Pour reprendre pied avec sa terre, Vasconcelos a formé un duo avec Egberto Gismonti, guitariste et flûtiste, esprit savant. De temps à autre une vedette du rock et de la pop l'embauche pour une séance (les Talking Heads, Paul Simon, Brian Eno, mais aussi les Gypsy Kings). Aux clichés, samba-sexy ou bossa-nova easy listening, Gilberto Gil et Nana Vasconcelos opposent la richesse et l'étrangeté de rythmes et de sonorités nés dans un pays où le métissage est une valeur fondatrice.
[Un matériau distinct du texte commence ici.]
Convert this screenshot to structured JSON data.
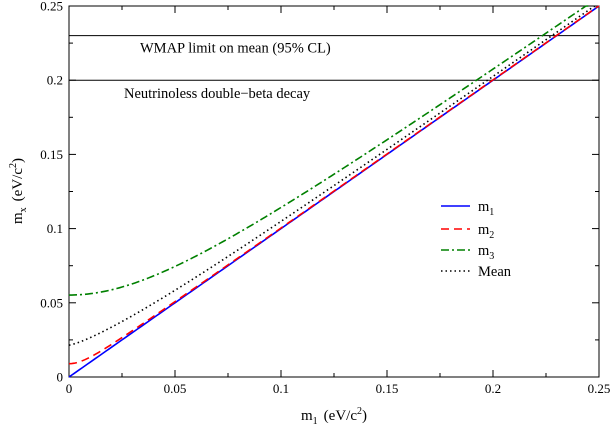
{
  "chart_data": {
    "type": "line",
    "xlabel": {
      "base": "m",
      "sub": "1",
      "unit_pre": "(eV/c",
      "unit_sup": "2",
      "unit_post": ")"
    },
    "ylabel": {
      "base": "m",
      "sub": "x",
      "unit_pre": "(eV/c",
      "unit_sup": "2",
      "unit_post": ")"
    },
    "xlim": [
      0,
      0.25
    ],
    "ylim": [
      0,
      0.25
    ],
    "xticks": [
      0,
      0.05,
      0.1,
      0.15,
      0.2,
      0.25
    ],
    "xtick_labels": [
      "0",
      "0.05",
      "0.1",
      "0.15",
      "0.2",
      "0.25"
    ],
    "yticks": [
      0,
      0.05,
      0.1,
      0.15,
      0.2,
      0.25
    ],
    "ytick_labels": [
      "0",
      "0.05",
      "0.1",
      "0.15",
      "0.2",
      "0.25"
    ],
    "grid": false,
    "hlines": [
      {
        "y": 0.23,
        "label": "WMAP limit on mean (95% CL)"
      },
      {
        "y": 0.2,
        "label": "Neutrinoless double−beta decay"
      }
    ],
    "series": [
      {
        "name": "m",
        "sub": "1",
        "color": "#0000ff",
        "dash": "solid",
        "model": "identity"
      },
      {
        "name": "m",
        "sub": "2",
        "color": "#ff0000",
        "dash": "dashed",
        "model": "sqrt_offset",
        "offset_sq": 8e-05
      },
      {
        "name": "m",
        "sub": "3",
        "color": "#008000",
        "dash": "dashdot",
        "model": "sqrt_offset",
        "offset_sq": 0.00305
      },
      {
        "name": "Mean",
        "sub": "",
        "color": "#000000",
        "dash": "dotted",
        "model": "mean"
      }
    ],
    "legend_position": "center-right"
  }
}
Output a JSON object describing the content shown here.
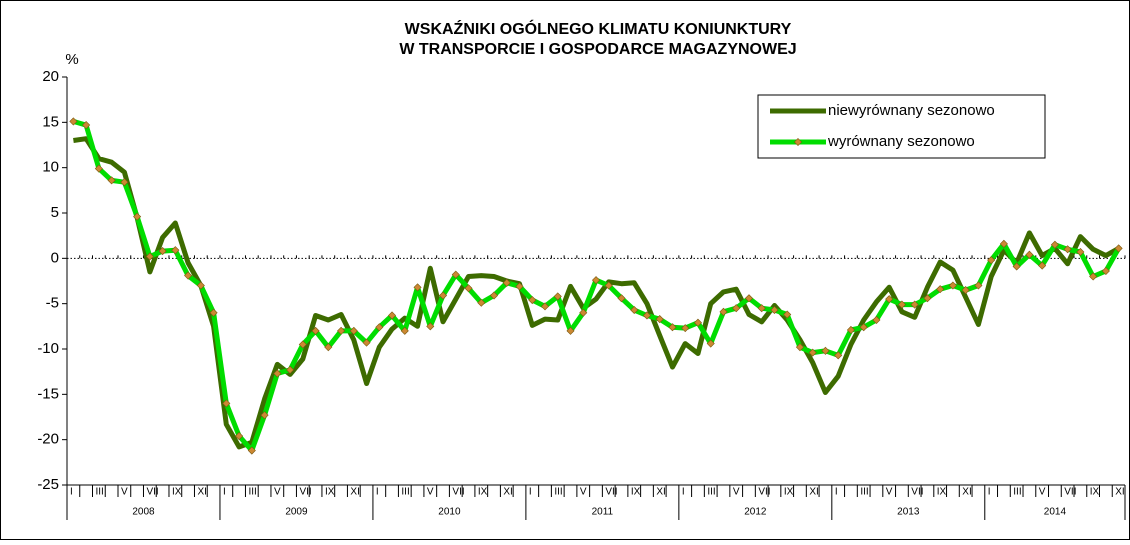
{
  "chart_data": {
    "type": "line",
    "title": [
      "WSKAŹNIKI OGÓLNEGO KLIMATU KONIUNKTURY",
      "W TRANSPORCIE I GOSPODARCE MAGAZYNOWEJ"
    ],
    "y_label": "%",
    "years": [
      "2008",
      "2009",
      "2010",
      "2011",
      "2012",
      "2013",
      "2014"
    ],
    "categories": [
      "I",
      null,
      "III",
      null,
      "V",
      null,
      "VII",
      null,
      "IX",
      null,
      "XI",
      null,
      "I",
      null,
      "III",
      null,
      "V",
      null,
      "VII",
      null,
      "IX",
      null,
      "XI",
      null,
      "I",
      null,
      "III",
      null,
      "V",
      null,
      "VII",
      null,
      "IX",
      null,
      "XI",
      null,
      "I",
      null,
      "III",
      null,
      "V",
      null,
      "VII",
      null,
      "IX",
      null,
      "XI",
      null,
      "I",
      null,
      "III",
      null,
      "V",
      null,
      "VII",
      null,
      "IX",
      null,
      "XI",
      null,
      "I",
      null,
      "III",
      null,
      "V",
      null,
      "VII",
      null,
      "IX",
      null,
      "XI",
      null,
      "I",
      null,
      "III",
      null,
      "V",
      null,
      "VII",
      null,
      "IX",
      null,
      "XI"
    ],
    "series": [
      {
        "name": "niewyrównany sezonowo",
        "color": "#3d6b00",
        "marker": false,
        "values": [
          13,
          13.2,
          11,
          10.6,
          9.5,
          4.5,
          -1.5,
          2.3,
          3.9,
          -0.5,
          -3,
          -7.5,
          -18.3,
          -20.8,
          -20.3,
          -15.5,
          -11.7,
          -12.8,
          -11.1,
          -6.3,
          -6.8,
          -6.2,
          -9,
          -13.8,
          -9.8,
          -7.8,
          -6.6,
          -7.5,
          -1.1,
          -7,
          -4.5,
          -2,
          -1.9,
          -2,
          -2.5,
          -2.8,
          -7.4,
          -6.7,
          -6.8,
          -3.1,
          -5.5,
          -4.5,
          -2.6,
          -2.8,
          -2.7,
          -5,
          -8.5,
          -12,
          -9.4,
          -10.5,
          -5,
          -3.7,
          -3.4,
          -6.2,
          -7,
          -5.2,
          -6.8,
          -9,
          -11.5,
          -14.8,
          -13,
          -9.5,
          -6.8,
          -4.8,
          -3.2,
          -5.9,
          -6.5,
          -3.2,
          -0.4,
          -1.3,
          -4.3,
          -7.3,
          -2,
          0.9,
          -0.5,
          2.8,
          0.3,
          1.1,
          -0.6,
          2.4,
          1,
          0.3,
          1.1
        ]
      },
      {
        "name": "wyrównany sezonowo",
        "color": "#00dd00",
        "marker": true,
        "marker_color": "#cc8833",
        "values": [
          15.1,
          14.7,
          9.9,
          8.6,
          8.4,
          4.6,
          0.2,
          0.8,
          0.9,
          -1.9,
          -3,
          -6,
          -16,
          -19.6,
          -21.2,
          -17.3,
          -12.7,
          -12.3,
          -9.5,
          -8,
          -9.8,
          -8,
          -8,
          -9.3,
          -7.6,
          -6.3,
          -8,
          -3.2,
          -7.5,
          -4.1,
          -1.8,
          -3.3,
          -4.9,
          -4.1,
          -2.7,
          -3.1,
          -4.6,
          -5.3,
          -4.2,
          -8,
          -6,
          -2.4,
          -3,
          -4.4,
          -5.7,
          -6.3,
          -6.7,
          -7.6,
          -7.7,
          -7.1,
          -9.4,
          -5.9,
          -5.5,
          -4.4,
          -5.5,
          -5.7,
          -6.2,
          -9.8,
          -10.4,
          -10.2,
          -10.7,
          -7.9,
          -7.6,
          -6.8,
          -4.5,
          -5.1,
          -5.1,
          -4.4,
          -3.4,
          -3,
          -3.5,
          -3,
          -0.2,
          1.6,
          -0.9,
          0.4,
          -0.8,
          1.5,
          1,
          0.7,
          -2,
          -1.4,
          1.1
        ]
      }
    ],
    "ylim": [
      -25,
      20
    ],
    "yticks": [
      -25,
      -20,
      -15,
      -10,
      -5,
      0,
      5,
      10,
      15,
      20
    ],
    "grid": false,
    "legend": "top-right"
  }
}
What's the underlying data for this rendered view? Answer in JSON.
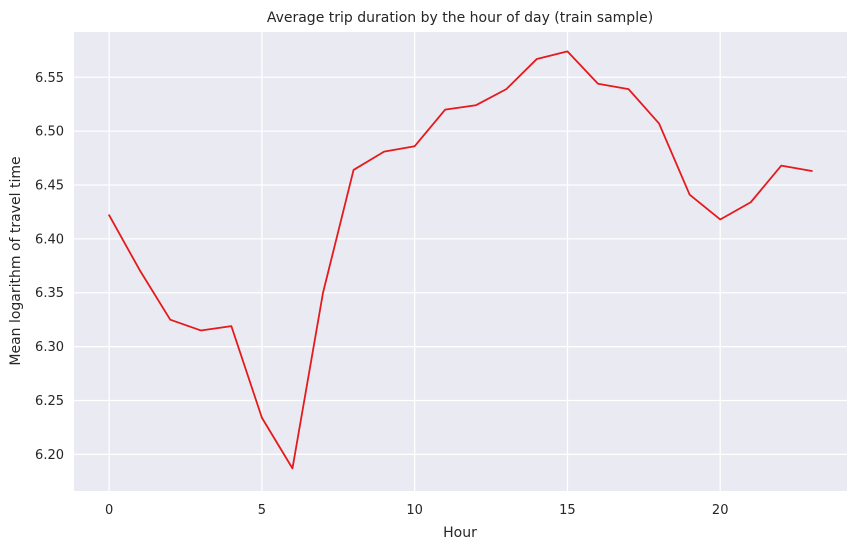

C'est cette démarche qu'adopte également Lenine, marié pour un concert au flûtiste Carlos Malta ou Alceu Valença, chargés de propager les rythmiques de Pernambouc et ses mélanges naturels avec le rock et la pop. Des indiens devaient venir témoigner de l'apport indigène dans la culture brésilienne. En cette année de commémoration des 500 ans de la découverte du Brésil, le multi-instrumentiste Egberto Gismonti les y avaient invités. Disparus dans la nature, ils durent être remplacés. Nana Vasconcelos et Gilberto Gil se proposèrent. Gismonti sait tout jouer, du jazz, de la musique érudite (Villa-Lobos, à merveille), il sait imiter le vent et les oiseaux. Sa musique est d'une étrangeté savante, la subtilité de son jeu dégage une magie que ses deux enfants (guitare et piano) conviés en scène ne possèdent pas. Mais très vite, Nana Vasconcelos revient avec ses hochets, calebasses, baguettes, remettre de l'ordre dans le sacré, tandis que Gilberto Gil célèbre le passé africain.

Autour d'un verre

Une fois sortis de l'univers sylvestre et humide de Gismonti, tous deux sont allés s'asseoir, sur la scène de la Grande Halle à la table de bar figurant l'esprit du botequim, petit troquet où l'on consomme de la bière et de la cachaça en chantant des sambas de tous les jours. Sambiste de naissance, un peu voyou, un peu baratineur, comme il est de coutume dans les rues de Rio, l'invité du dimanche après-midi, Martinho da Vila démontre avec décontraction que la samba est d'abord une délicieuse chronique sociale et amoureuse, toute en dérision et métaphores. Evidemment la cuica, qui grogne, le surdo qui bat, les tambourins qui entraînent donnent la mesure de la folie dansante de la samba. Mais cet homme tranquille à la voix grave sait la ralentir avec un flegme sensuel. L'ode aux jolies mulâtresses, le couplet ironique sur l'homme cocu, la difficulté de travail et de la vie sans le sou sont narrées avec le sourire, et la certitude que la communauté des sambistes sait profiter des plaisirs offerts par les dieux.